Friday, November 25, 2005

"Não nos é possível ainda, falar de amor..."

E não resisto a transcrever um texto belíssimo retirado do Novas Cartas Portuguesas: “... porque se mulher e homem se quiserem sós e nos seus sexos, (...)logo isso é sabido como ataque à sociedade que se junta para dominar, e Abelardo é castrado, e Tristão nunca se junta a Isolda, e todos os mitos do amor dão-no como impedido e irrealizado, e todas as histórias de amor são histórias de suicidas; porque temos de remontar o curso da dominação, desmontar as suas circunstâncias históricas, para destruir suas raízes. (...)Mas a esta leitura é necessário acrescentar todos os sistemas de cristalizações culturais que vieram sustentando, reforçando, justificando e ampliando essa dominação da mulher (e não só essa dominação), porque a alteração da situação económica e política que agora nela se baseia não traz necessariamente a destruição de todas as cristalizações culturais em que a mulher é (...), homem castrado, a carne, a pecadora, Eva da serpente, corpo sem alma, virgem-mãe, bruxa, mãe abnegada, vampiro do homem, fada do lar, ser humano estúpido e muito envergonhado pelo sexo, cabra e anjo, etc., etc. E digo é, tudo isto no presente, porque contra estas imagens nunca houve combate de raiz, apenas se foram pondo em causa as consequências lógicas e práticas de algumas delas, na medida em que já não convêm (...). Voltando à enumeração dispersa dos rostos cristalizados da mulher; só quando os soubermos alinhar segundo eixos, vectores, poderemos ver a extensão e profundidade do que nos tolhe a todos, mulheres e homens. Pegando, por exemplo, numa linha: corpo de mulher, (...), medo do corpo, medo de castração nele, (...), intuição feminina (...), eterno feminino, magia, bruxa, demoníaca, possessa, vampe (...), corpo que se possui, terra do homem, carne da sua carne, costela de Adão, (...), mulher poder de tentação e de pacto com a desordem, poder e escândalo, sentimento de culpa do homem, sua crítica marginal, sua imagem negativa (...). Em toda esta linha que eu mal puxei, se ensopam e mitificam nossas políticas, nossas éticas, nossos amores a dois. (...) Chegará tempo de amor, em que dois se amem sem que uso ou utilidade mútua se vejam e procurem, mas apenas prazer, prazer só, no dar e no receber?”
Maria Isabel Barreno, Maria Teresa Horta e Maria Velho da Costa

5 comments:

Anonymous said...

Belo excerto; sábia selecção!

samari said...

Tmbém ando com esse livro em mãos :-)

Bayushiseni said...

Somos intrinsecamente biológicos, querida WOAB.

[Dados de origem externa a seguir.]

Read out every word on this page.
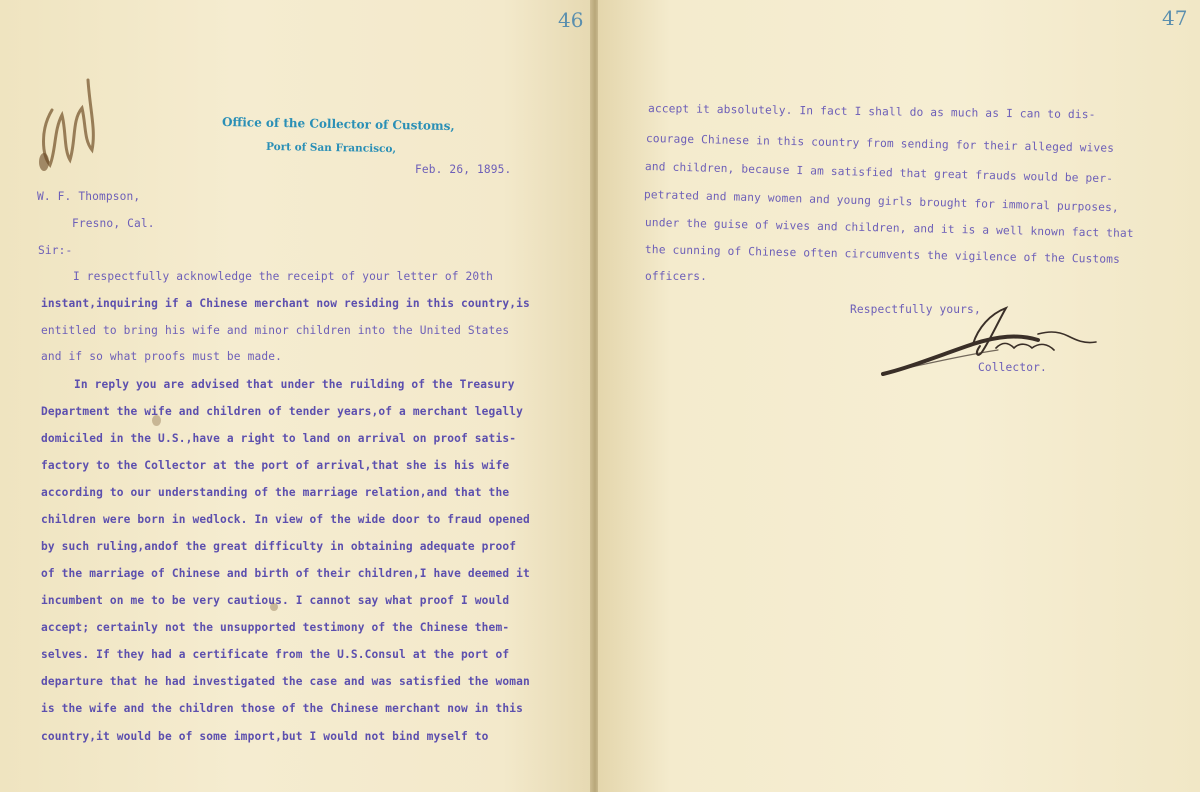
46
Office of the Collector of Customs,
Port of San Francisco,
Feb. 26, 1895.
W. F. Thompson,
Fresno, Cal.
Sir:-
I respectfully acknowledge the receipt of your letter of 20th
instant,inquiring if a Chinese merchant now residing in this country,is
entitled to bring his wife and minor children into the United States
and if so what proofs must be made.
In reply you are advised that under the ruilding of the Treasury
Department the wife and children of tender years,of a merchant legally
domiciled in the U.S.,have a right to land on arrival on proof satis-
factory to the Collector at the port of arrival,that she is his wife
according to our understanding of the marriage relation,and that the
children were born in wedlock. In view of the wide door to fraud opened
by such ruling,andof the great difficulty in obtaining adequate proof
of the marriage of Chinese and birth of their children,I have deemed it
incumbent on me to be very cautious. I cannot say what proof I would
accept; certainly not the unsupported testimony of the Chinese them-
selves. If they had a certificate from the U.S.Consul at the port of
departure that he had investigated the case and was satisfied the woman
is the wife and the children those of the Chinese merchant now in this
country,it would be of some import,but I would not bind myself to
47
accept it absolutely. In fact I shall do as much as I can to dis-
courage Chinese in this country from sending for their alleged wives
and children, because I am satisfied that great frauds would be per-
petrated and many women and young girls brought for immoral purposes,
under the guise of wives and children, and it is a well known fact that
the cunning of Chinese often circumvents the vigilence of the Customs
officers.
Respectfully yours,
Collector.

Homens e mulheres. E tiraram-nos isso.

Num medo milenar da nossa bestialidade a cheirar a hormonas fingimos que não somos. Que somos filhos de um deus que nos quer mentais. Trampa.

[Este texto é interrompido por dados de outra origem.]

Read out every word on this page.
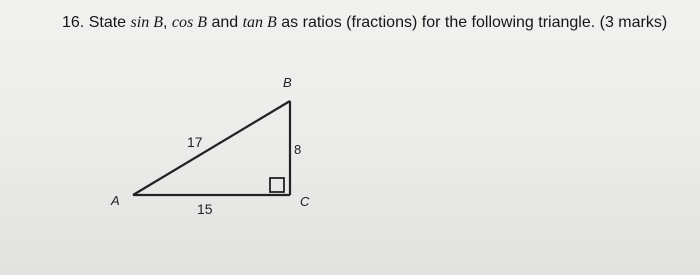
16. State sin B, cos B and tan B as ratios (fractions) for the following triangle. (3 marks)
A
B
C
17	8
15
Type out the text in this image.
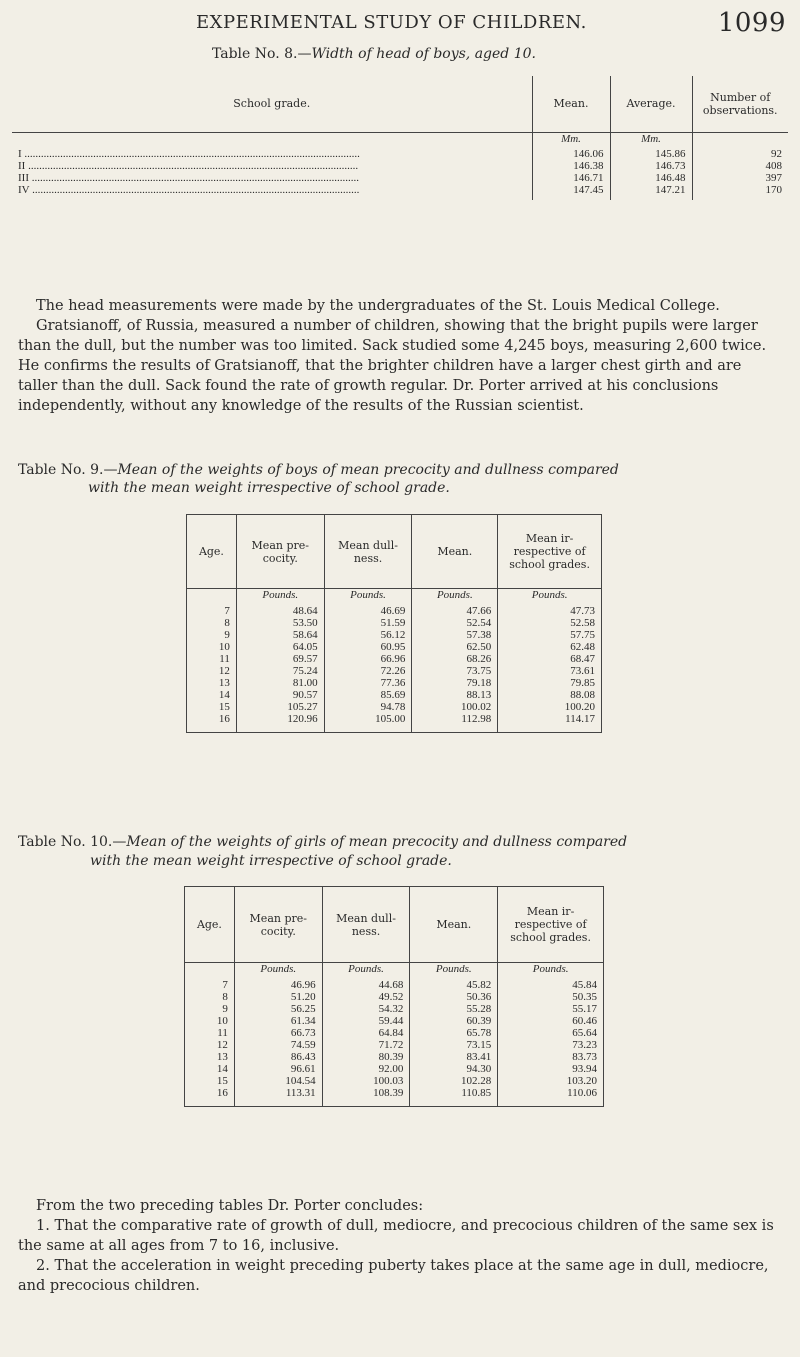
EXPERIMENTAL STUDY OF CHILDREN.	1099
Table No. 8.—Width of head of boys, aged 10.
School grade.	Mean.	Average.	Number of observations.
	Mm.	Mm.	
I ..........................................................................................................................	146.06	145.86	92
II ........................................................................................................................	146.38	146.73	408
III .......................................................................................................................	146.71	146.48	397
IV .......................................................................................................................	147.45	147.21	170

The head measurements were made by the undergraduates of the St. Louis Medical College.

Gratsianoff, of Russia, measured a number of children, showing that the bright pupils were larger than the dull, but the number was too limited. Sack studied some 4,245 boys, measuring 2,600 twice. He confirms the results of Gratsianoff, that the brighter children have a larger chest girth and are taller than the dull. Sack found the rate of growth regular. Dr. Porter arrived at his conclusions independently, without any knowledge of the results of the Russian scientist.

Table No. 9.—Mean of the weights of boys of mean precocity and dullness compared
with the mean weight irrespective of school grade.
Age.	Mean precocity.	Mean dullness.	Mean.	Mean irrespective of school grades.
	Pounds.	Pounds.	Pounds.	Pounds.
7	48.64	46.69	47.66	47.73
8	53.50	51.59	52.54	52.58
9	58.64	56.12	57.38	57.75
10	64.05	60.95	62.50	62.48
11	69.57	66.96	68.26	68.47
12	75.24	72.26	73.75	73.61
13	81.00	77.36	79.18	79.85
14	90.57	85.69	88.13	88.08
15	105.27	94.78	100.02	100.20
16	120.96	105.00	112.98	114.17

Table No. 10.—Mean of the weights of girls of mean precocity and dullness compared
with the mean weight irrespective of school grade.
Age.	Mean precocity.	Mean dullness.	Mean.	Mean irrespective of school grades.
	Pounds.	Pounds.	Pounds.	Pounds.
7	46.96	44.68	45.82	45.84
8	51.20	49.52	50.36	50.35
9	56.25	54.32	55.28	55.17
10	61.34	59.44	60.39	60.46
11	66.73	64.84	65.78	65.64
12	74.59	71.72	73.15	73.23
13	86.43	80.39	83.41	83.73
14	96.61	92.00	94.30	93.94
15	104.54	100.03	102.28	103.20
16	113.31	108.39	110.85	110.06

From the two preceding tables Dr. Porter concludes:

1. That the comparative rate of growth of dull, mediocre, and precocious children of the same sex is the same at all ages from 7 to 16, inclusive.

2. That the acceleration in weight preceding puberty takes place at the same age in dull, mediocre, and precocious children.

Fugimos de deus quando assim nos portamos.

Somos caçadores recolectores que andam de telemóvel na mão e esquecemos isso. Os cheiros. O catar. A tribo.

Depois emerdamos tudo com os deuses e os princípios fundamentais para dividir a terra, os ricosa dos pobres e as posses.

A mulher foi posse durante muito tempo. Perdemos coisas com isso.

É-nos uma segunda natureza que custa a arrancar.

As mulheres mantêm mais a Igreja que os homens. na verdade a igreja já as protegeu. E também as queimou.

O prazer foi associado à culpa. Não se encontrará apenas o prazer enquanto não for desenterrada a culpa, expurgada e queimada.

É pena. Vai ser difícil.

Woman Once a Bird said...

Sinceramente, profundamente fã da sua escrita.

Dirim said...

provavelmente Talisca: sábias palavras as tuas. belo texto.